Thursday, April 29, 2010

Thursday, April 15, 2010

LA ANONIMA



So my friend Tano has started a publishing house called LA ANONIMA. It's put out some really incredible books. I've been writing blurbs and descriptions for some of the titles. Here are a few:

ENDLESS SUM by Cayetano Ferrer


Endless Sum is a book about land and sun. Recounting a year’s worth of travels and art, Cayetano Ferrer presents a series of ideas, tales, and images in a constellation of themes featuring desert architecture, sun worshipping, atomic power, the coincidence of symbols and names, the boundlessness of the space, the predictable rupture of glaciers and casinos alike. Endless Sum is about walking with enough attention to discover resonances between unalike things. Scale is left out in favor of meaning. Glaciers become suns, invisible babies crowd-surf and like the reflection of sky on ocean, the land we occupy is the light we chase.


CASTAWAYS CAST AWAY published Anonymously

This book has only one word in it: castaways, whole and shattered. It appears on top of the falling building that is this book’s protagonist. Each turn of the page progresses into a suspended moment of the Castaways’ destruction. Backed by a dusty setting sun, chainlink fence, palmtrees, and their craned-neck metal cousins, the casino recedes to rubble, projectiles and pluming smoke. By stretching time Castaways becomes a synchedote for Las Vegas and its cultures. This dilation allows for a closer look emphasizing the spectacular, the garish and even the unintentionally beautiful in monumental demolition and waste.






EXPLOSION/IMPLOSION by Cayetano Ferrer



Explosion/Implosion is a set of compelling images detailing a forgotten history of the twin birth of the Las Vegas strip and atomic power. Girls in mushroom cloud bathing suits welcome readers to a desert oasis of irradiated pools, Stardust and Sands. Moving from postcards sent from this once-frontier to frames of their mirrored demise, Explosion/Implosion chronicles what for fifty years made the Nevada desert so bright.




A FIELD GUIDE TO CASINO CARPETS by David G. Schwartz



A Field Guide to Casino Carpets is fantasy text forged from real sources. It is an invitation to inhabit an architecture in a new way, a mode of engaging what is built to be background noise. It functions as a key for interpreting the minor details as the tell of a chaotic consumer culture and its bombastic aesthetics. A text on the moral necessity of ornament and how to make a useful pattern, William Morris’ “Some Hints on Pattern Making,” introduces dozens of Dr. David G. Schwartz's photos of carpets in Las Vegas casinos. Juxtaposing these fragments of living and dead casino décor with Morris’s 1884 text forces the us to consider the use and fact of “barbarous waste” evident in even the floors.

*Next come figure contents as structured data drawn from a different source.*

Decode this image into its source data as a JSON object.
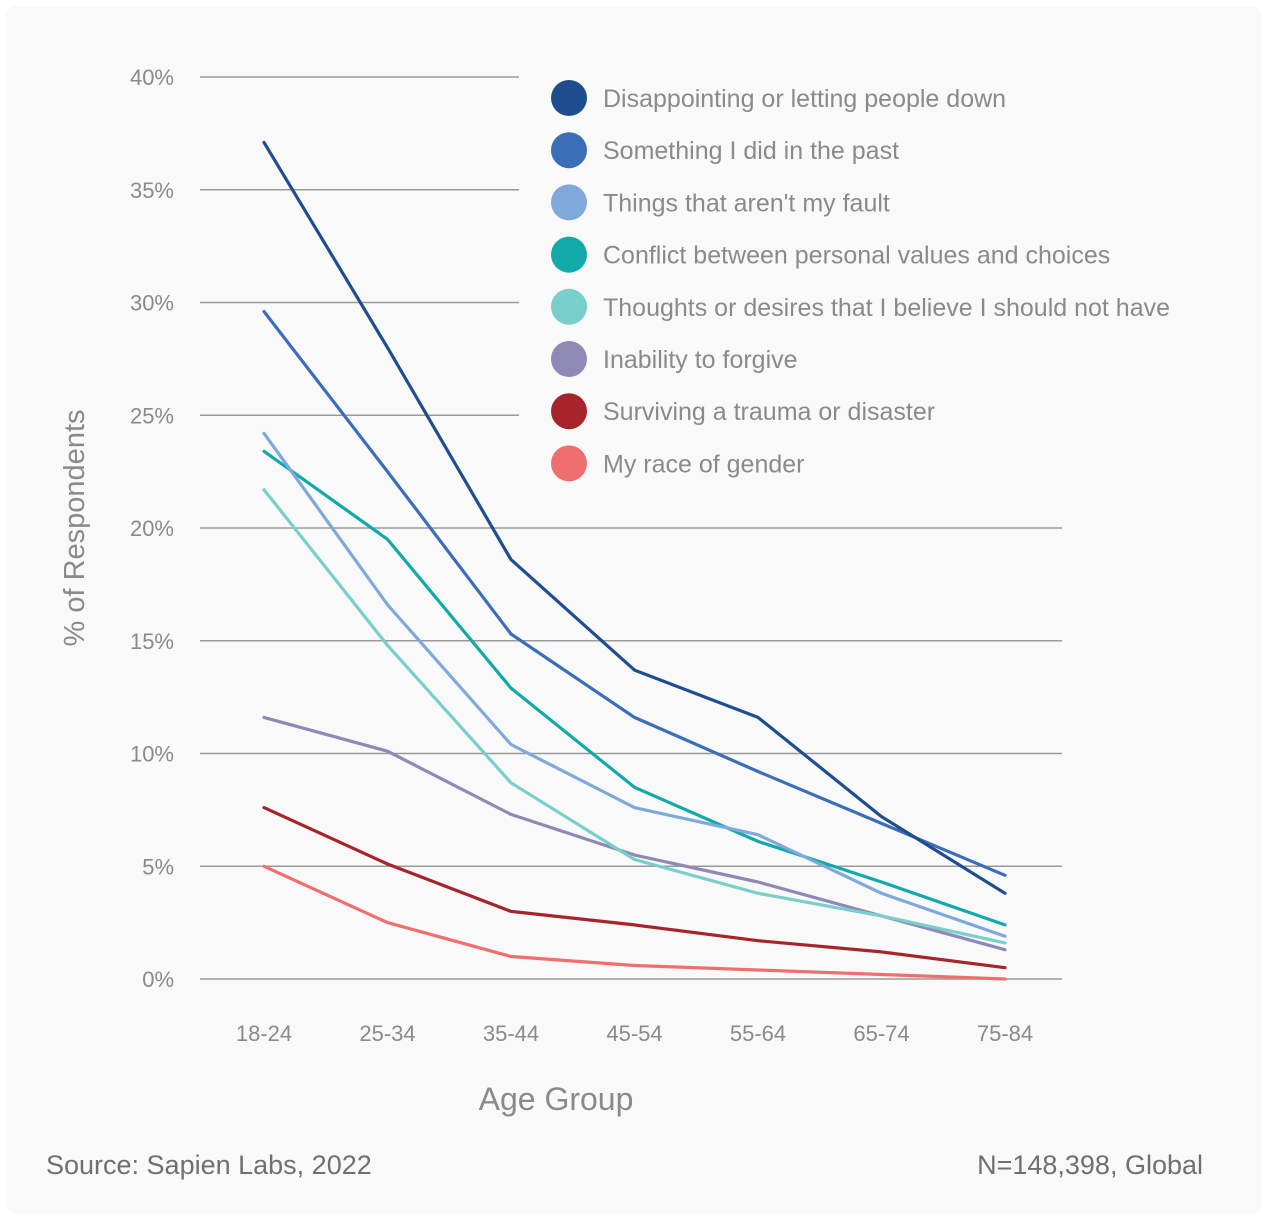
{
  "chart_data": {
    "type": "line",
    "xlabel": "Age Group",
    "ylabel": "% of Respondents",
    "categories": [
      "18-24",
      "25-34",
      "35-44",
      "45-54",
      "55-64",
      "65-74",
      "75-84"
    ],
    "ylim": [
      0,
      40
    ],
    "yticks": [
      0,
      5,
      10,
      15,
      20,
      25,
      30,
      35,
      40
    ],
    "ytick_labels": [
      "0%",
      "5%",
      "10%",
      "15%",
      "20%",
      "25%",
      "30%",
      "35%",
      "40%"
    ],
    "grid": true,
    "legend_position": "top-right",
    "series": [
      {
        "name": "Disappointing or letting people down",
        "color": "#1f4e8f",
        "values": [
          37.1,
          28.0,
          18.6,
          13.7,
          11.6,
          7.2,
          3.8
        ]
      },
      {
        "name": "Something I did in the past",
        "color": "#3a6fb8",
        "values": [
          29.6,
          22.5,
          15.3,
          11.6,
          9.2,
          6.9,
          4.6
        ]
      },
      {
        "name": "Things that aren't my fault",
        "color": "#7fa9da",
        "values": [
          24.2,
          16.6,
          10.4,
          7.6,
          6.4,
          3.8,
          1.9
        ]
      },
      {
        "name": "Conflict between personal values and choices",
        "color": "#12aaa8",
        "values": [
          23.4,
          19.5,
          12.9,
          8.5,
          6.1,
          4.3,
          2.4
        ]
      },
      {
        "name": "Thoughts or desires that I believe I should not have",
        "color": "#79cfcb",
        "values": [
          21.7,
          14.8,
          8.7,
          5.3,
          3.8,
          2.8,
          1.6
        ]
      },
      {
        "name": "Inability to forgive",
        "color": "#8e89b5",
        "values": [
          11.6,
          10.1,
          7.3,
          5.5,
          4.3,
          2.8,
          1.3
        ]
      },
      {
        "name": "Surviving a trauma or disaster",
        "color": "#a6242c",
        "values": [
          7.6,
          5.1,
          3.0,
          2.4,
          1.7,
          1.2,
          0.5
        ]
      },
      {
        "name": "My race of gender",
        "color": "#ef6f6f",
        "values": [
          5.0,
          2.5,
          1.0,
          0.6,
          0.4,
          0.2,
          0.0
        ]
      }
    ]
  },
  "footer": {
    "source": "Source: Sapien Labs, 2022",
    "sample": "N=148,398, Global"
  }
}
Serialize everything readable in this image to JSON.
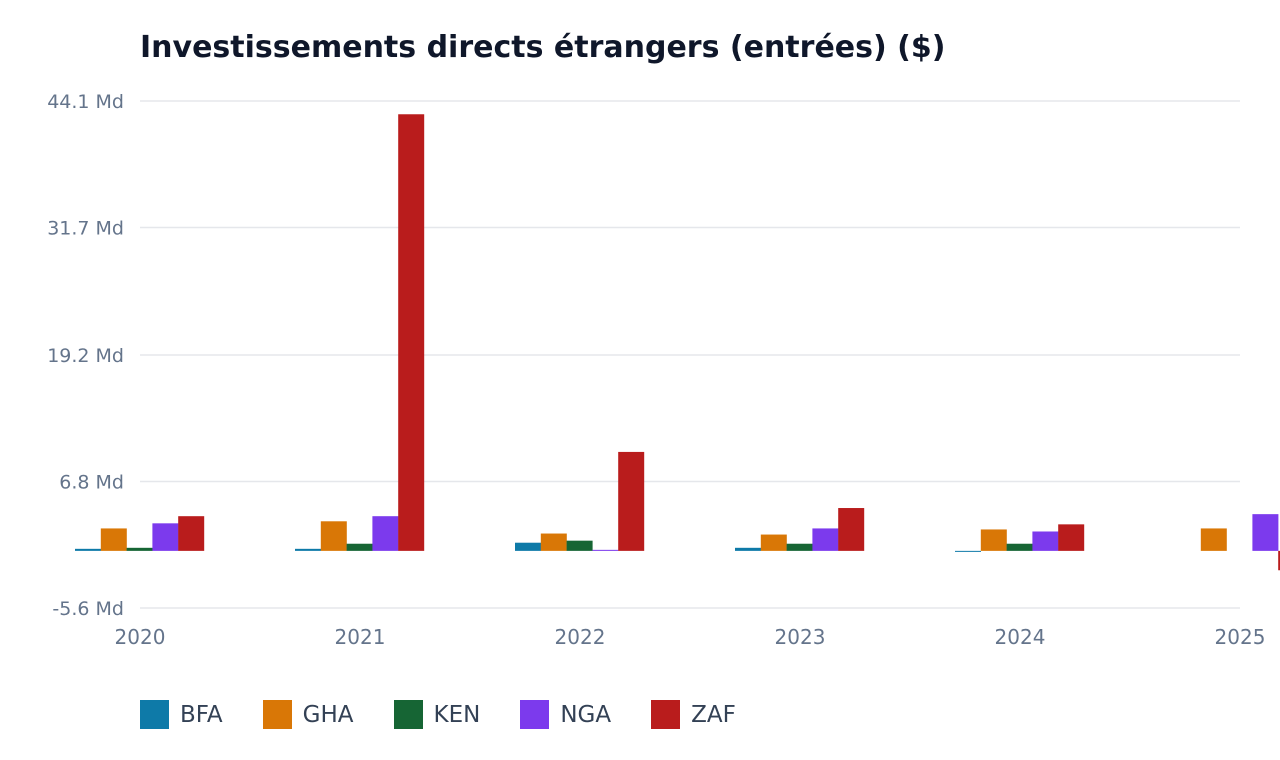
{
  "chart_data": {
    "type": "bar",
    "title": "Investissements directs étrangers (entrées) ($)",
    "xlabel": "",
    "ylabel": "",
    "categories": [
      "2020",
      "2021",
      "2022",
      "2023",
      "2024",
      "2025"
    ],
    "y_ticks": [
      {
        "value": 44.1,
        "label": "44.1 Md"
      },
      {
        "value": 31.7,
        "label": "31.7 Md"
      },
      {
        "value": 19.2,
        "label": "19.2 Md"
      },
      {
        "value": 6.8,
        "label": "6.8 Md"
      },
      {
        "value": -5.6,
        "label": "-5.6 Md"
      }
    ],
    "ylim": [
      -5.6,
      44.1
    ],
    "grid": true,
    "legend_position": "bottom-left",
    "series": [
      {
        "name": "BFA",
        "color": "#0e7aa8",
        "values": [
          0.2,
          0.2,
          0.8,
          0.3,
          0.0,
          null
        ]
      },
      {
        "name": "GHA",
        "color": "#d97706",
        "values": [
          2.2,
          2.9,
          1.7,
          1.6,
          2.1,
          2.2
        ]
      },
      {
        "name": "KEN",
        "color": "#166534",
        "values": [
          0.3,
          0.7,
          1.0,
          0.7,
          0.7,
          null
        ]
      },
      {
        "name": "NGA",
        "color": "#7c3aed",
        "values": [
          2.7,
          3.4,
          0.1,
          2.2,
          1.9,
          3.6
        ]
      },
      {
        "name": "ZAF",
        "color": "#b91c1c",
        "values": [
          3.4,
          42.8,
          9.7,
          4.2,
          2.6,
          -1.9
        ]
      }
    ]
  }
}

You should buy them all, or at least peruse the flash previews available on the website. These are intricate and dense works which function more to unravel than to explain.

Wednesday, April 7, 2010

BOO-FOON

Did you know I went to New York?

I did. And I didn't take any pictures because I am real dingaling.

I went to Amber and Jeremy's new house in Warwick. SO RAD. It was gross outside for a lot of the trip. Hot toddies and delivery. But, I went with Jesse Jane to get my nails done for the first time since Angi and I got acrylic nails with illegal credit at a Walmart when I was 16. I remember specifically ripping them off in the shower the day before we left for Michigan Fest (no nails in the pit).


I am obsessed with this ghost. It is making the most anxious, displeased face. I love ghosts.




Ghost Dog


Here's a photo I took when I was on a twelve hour layover in Philly on my way to Bangkok.

TattleTale Association R. Giordano, 2009.

I have no idea how there could be a woman and a baby waving at me between the the funny sign on the glass I was trying to take a photo of. Her head is completely out of proportion. I didn't notice they were even in the picture until my friend Lizzie who also takes photos of funny signs pointed it out to me. I was completely alone in a subway exit tunnel when I took the photo. I can't say for certain it was a haunting, but all signs point to ghoul.

Tuesday, April 6, 2010

SLIPPED MY MIND

that I could use my brain.



I love that dweeb in the brown shirt.